The researchers found that there was a significant reduction in DNA damage in mice exposed to the lowest levels of radiation and treated with cerium oxide nanoparticles compared to those exposed to the same amount of radiation and not treated with cerium oxide nanoparticles.
Future research may show that greater doses of cerium oxide nanoparticles, as well as their long-lasting ability to work as antioxidants in the body, could defend against high levels of radiation exposure, Seal said.
“The good thing about this material is this material has a regenerative aspect,” Seal said. “So a single dose or less dosage is very important. That’s one of the benefits for a long-term space mission where you don’t want to carry too many things.”
No toxicity from the cerium oxide nanoparticles was observed, according to the study.
Seal said future research would need to explore if cerium oxide nanoparticles can protect against radiation in humans. If those prove successful, it could lead to cerium oxide nanoparticle oral injections, sprays and suntan lotions, he said.
NASA funded the research.

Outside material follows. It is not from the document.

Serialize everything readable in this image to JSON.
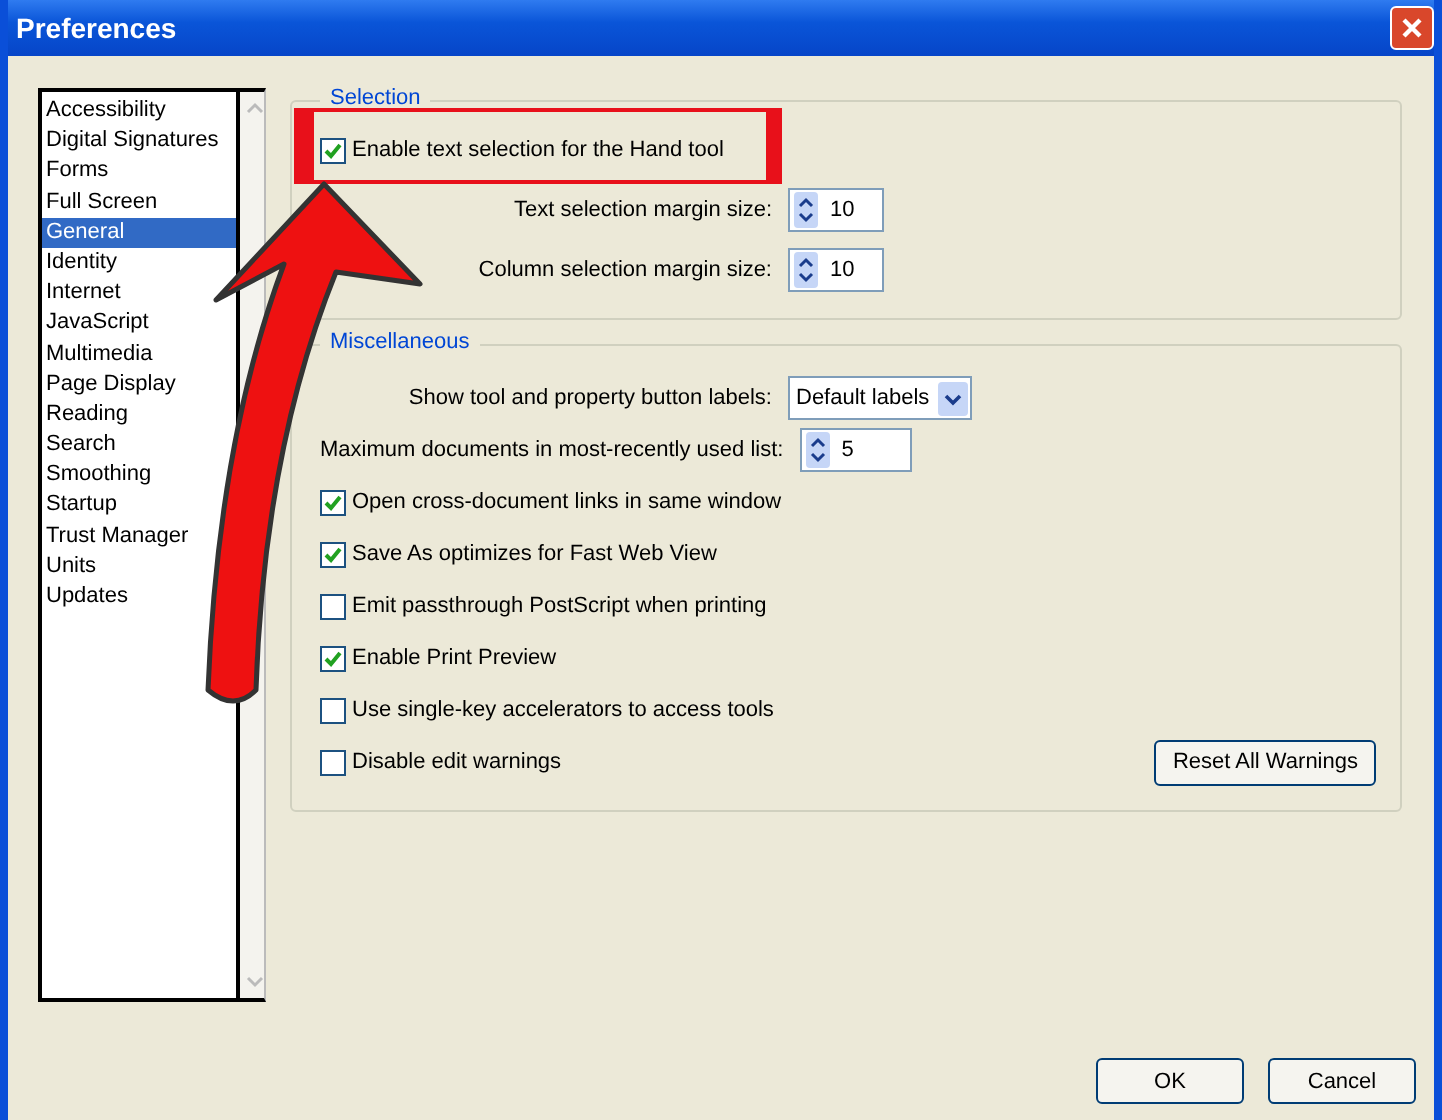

Co-authors of the study include Soumen Das, a postdoctoral fellow who went on to work in the medical industry; Craig J. Neal, a graduate research assistant; and Julian Ortiz, a former undergraduate student in UCF’s Materials Science and Engineering, and the Advanced Materials Processing Analysis Center.
Seal has doctorate in materials engineering with a minor in biochemistry from the University of Wisconsin, a master’s in metallurgy from the University of Sheffield and a bachelor’s in metallurgy from the Indian Institute of Technology. He was a postdoctoral fellow at the Lawrence Berkeley National Laboratory. He is affiliated with UCF’s Advanced Materials Processing Analysis Center and Nanoscience Technology Center and is also a member of UCF’s Prosthetic Interfaces cluster and holds a joint appointment in UCF’s College of Medicine.